Nalini was seated among the audience at the rally along with another LTTE woman member. According to investigators, she was part of the “killer team” that wanted to assassinate Gandhi for sending the Indian Army on peace keeping mission to Sri Lanka in 1987. The troops fought the LTTE for over two years.

Tamil Nadu Chief Minister M. Karunanidhi had said the state government would consult New Delhi on Nalini’s plea that she should be released since she has spent nearly two decades in prison.

Originally, Nalini was convicted on 16 counts of murder and was awarded death penalty.
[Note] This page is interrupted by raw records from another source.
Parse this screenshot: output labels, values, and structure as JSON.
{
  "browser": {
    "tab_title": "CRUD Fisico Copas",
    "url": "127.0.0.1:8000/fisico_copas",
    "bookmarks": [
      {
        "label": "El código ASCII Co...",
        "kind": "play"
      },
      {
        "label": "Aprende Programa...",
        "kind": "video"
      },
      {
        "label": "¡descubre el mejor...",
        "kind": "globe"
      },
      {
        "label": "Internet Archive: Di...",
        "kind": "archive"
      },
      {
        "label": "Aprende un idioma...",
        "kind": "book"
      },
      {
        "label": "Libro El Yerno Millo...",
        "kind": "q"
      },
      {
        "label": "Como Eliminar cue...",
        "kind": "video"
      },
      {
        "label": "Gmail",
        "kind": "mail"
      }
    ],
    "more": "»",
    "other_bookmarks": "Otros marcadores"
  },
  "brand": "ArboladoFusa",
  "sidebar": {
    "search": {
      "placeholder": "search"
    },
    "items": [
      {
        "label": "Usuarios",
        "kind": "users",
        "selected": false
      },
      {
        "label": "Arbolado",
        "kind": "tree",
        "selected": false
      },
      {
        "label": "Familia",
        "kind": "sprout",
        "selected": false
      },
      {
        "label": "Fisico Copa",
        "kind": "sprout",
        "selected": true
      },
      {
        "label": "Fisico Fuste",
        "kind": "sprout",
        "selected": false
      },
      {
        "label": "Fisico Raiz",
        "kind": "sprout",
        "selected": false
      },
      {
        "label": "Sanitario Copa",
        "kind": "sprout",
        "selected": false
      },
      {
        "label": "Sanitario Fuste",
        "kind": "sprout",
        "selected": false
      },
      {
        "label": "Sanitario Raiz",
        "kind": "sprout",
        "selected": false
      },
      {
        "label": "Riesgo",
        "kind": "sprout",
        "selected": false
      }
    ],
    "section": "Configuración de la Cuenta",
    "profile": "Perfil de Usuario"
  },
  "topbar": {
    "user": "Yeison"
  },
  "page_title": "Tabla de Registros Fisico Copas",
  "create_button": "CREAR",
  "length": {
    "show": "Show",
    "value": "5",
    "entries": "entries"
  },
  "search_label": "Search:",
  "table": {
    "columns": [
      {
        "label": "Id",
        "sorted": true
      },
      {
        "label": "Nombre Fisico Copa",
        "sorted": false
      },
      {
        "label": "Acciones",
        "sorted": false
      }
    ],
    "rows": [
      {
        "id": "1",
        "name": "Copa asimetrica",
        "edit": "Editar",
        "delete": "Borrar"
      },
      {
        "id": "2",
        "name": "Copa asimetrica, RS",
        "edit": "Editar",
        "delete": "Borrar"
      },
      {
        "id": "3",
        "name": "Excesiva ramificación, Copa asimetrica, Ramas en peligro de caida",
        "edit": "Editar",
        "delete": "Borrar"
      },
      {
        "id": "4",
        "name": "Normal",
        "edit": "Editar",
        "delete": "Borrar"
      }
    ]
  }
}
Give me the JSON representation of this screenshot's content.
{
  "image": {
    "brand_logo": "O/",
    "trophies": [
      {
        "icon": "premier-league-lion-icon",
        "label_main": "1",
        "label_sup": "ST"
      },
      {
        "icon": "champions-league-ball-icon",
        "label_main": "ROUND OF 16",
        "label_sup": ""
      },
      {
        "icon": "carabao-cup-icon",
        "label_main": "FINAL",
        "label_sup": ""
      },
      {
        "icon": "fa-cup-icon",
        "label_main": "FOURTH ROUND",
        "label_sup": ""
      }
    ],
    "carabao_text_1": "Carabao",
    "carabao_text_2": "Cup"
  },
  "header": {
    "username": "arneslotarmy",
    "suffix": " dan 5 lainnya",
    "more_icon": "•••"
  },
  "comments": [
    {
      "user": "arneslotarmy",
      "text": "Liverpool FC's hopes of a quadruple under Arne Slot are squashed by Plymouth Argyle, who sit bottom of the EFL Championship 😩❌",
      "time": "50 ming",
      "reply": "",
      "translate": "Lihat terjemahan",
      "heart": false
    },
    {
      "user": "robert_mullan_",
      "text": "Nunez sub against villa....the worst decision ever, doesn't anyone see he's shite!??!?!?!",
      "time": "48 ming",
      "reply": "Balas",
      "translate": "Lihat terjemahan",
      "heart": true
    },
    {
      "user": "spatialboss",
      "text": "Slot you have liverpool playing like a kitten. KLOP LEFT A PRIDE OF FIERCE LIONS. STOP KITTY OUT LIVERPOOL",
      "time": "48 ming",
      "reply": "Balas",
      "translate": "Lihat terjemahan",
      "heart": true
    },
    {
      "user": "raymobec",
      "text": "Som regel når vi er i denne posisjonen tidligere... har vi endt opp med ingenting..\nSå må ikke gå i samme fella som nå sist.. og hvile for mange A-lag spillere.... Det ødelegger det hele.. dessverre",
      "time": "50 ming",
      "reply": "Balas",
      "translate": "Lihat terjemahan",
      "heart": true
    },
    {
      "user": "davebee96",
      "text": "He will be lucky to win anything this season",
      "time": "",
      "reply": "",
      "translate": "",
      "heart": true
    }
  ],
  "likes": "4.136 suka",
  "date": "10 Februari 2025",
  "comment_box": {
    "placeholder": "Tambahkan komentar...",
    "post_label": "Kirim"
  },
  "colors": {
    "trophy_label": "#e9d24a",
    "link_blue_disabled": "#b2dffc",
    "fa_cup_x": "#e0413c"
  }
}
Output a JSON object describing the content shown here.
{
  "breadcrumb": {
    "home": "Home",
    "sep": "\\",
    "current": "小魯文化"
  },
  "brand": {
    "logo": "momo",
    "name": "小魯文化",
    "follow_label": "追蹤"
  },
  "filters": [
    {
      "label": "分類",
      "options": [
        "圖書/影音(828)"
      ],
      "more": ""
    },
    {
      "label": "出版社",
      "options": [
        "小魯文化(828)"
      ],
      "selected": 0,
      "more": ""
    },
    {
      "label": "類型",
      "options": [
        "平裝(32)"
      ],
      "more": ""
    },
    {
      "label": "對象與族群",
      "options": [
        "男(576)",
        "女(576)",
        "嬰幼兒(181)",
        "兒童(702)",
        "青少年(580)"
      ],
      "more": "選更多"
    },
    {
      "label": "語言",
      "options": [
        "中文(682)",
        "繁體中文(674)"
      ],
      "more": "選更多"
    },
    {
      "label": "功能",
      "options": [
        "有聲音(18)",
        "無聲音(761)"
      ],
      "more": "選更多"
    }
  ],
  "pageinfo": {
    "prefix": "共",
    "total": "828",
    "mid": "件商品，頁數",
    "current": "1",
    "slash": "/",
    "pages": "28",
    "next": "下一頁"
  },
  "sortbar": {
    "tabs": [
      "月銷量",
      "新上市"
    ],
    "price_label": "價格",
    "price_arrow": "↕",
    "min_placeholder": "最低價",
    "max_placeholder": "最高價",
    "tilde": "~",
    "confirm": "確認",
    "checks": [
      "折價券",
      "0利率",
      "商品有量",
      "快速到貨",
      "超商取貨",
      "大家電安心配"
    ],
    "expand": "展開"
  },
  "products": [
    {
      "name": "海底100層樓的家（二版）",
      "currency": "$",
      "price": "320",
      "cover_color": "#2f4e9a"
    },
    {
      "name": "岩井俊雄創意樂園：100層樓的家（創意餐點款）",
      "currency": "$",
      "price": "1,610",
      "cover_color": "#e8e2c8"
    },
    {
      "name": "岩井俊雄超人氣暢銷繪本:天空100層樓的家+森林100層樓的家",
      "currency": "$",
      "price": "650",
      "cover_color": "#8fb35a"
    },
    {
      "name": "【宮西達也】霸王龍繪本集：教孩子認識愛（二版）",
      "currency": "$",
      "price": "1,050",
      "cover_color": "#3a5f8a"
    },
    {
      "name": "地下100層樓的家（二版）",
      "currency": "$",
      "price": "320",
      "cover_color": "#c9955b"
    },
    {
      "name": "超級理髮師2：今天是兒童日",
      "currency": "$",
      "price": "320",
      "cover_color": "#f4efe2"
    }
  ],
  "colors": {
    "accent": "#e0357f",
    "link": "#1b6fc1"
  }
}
Later, at the intervention of Congress president Sonia Gandhi, Rajiv Gandhi’s widow, the sentence was commuted to life imprisonment.

In September last year, Nalini filed a petition in the Madras High Court asking the Tamil Nadu government to convene the advisory board to consider her case for release from jail.

In her petition, she said she was entitled for release in 2005 itself as she had completed 14 years in jail.

After her arrest, Nalini had married LTTE activist known by his nom de guerre Murugan. He is also in prison for the Gandhi killing. They now have a grown-up daughter.

In March last year, Priyanka Vadra, daughter of Rajiv and Sonia Gandhi, visited Nalini in the prison. Nalini cited the meeting while demanding her release.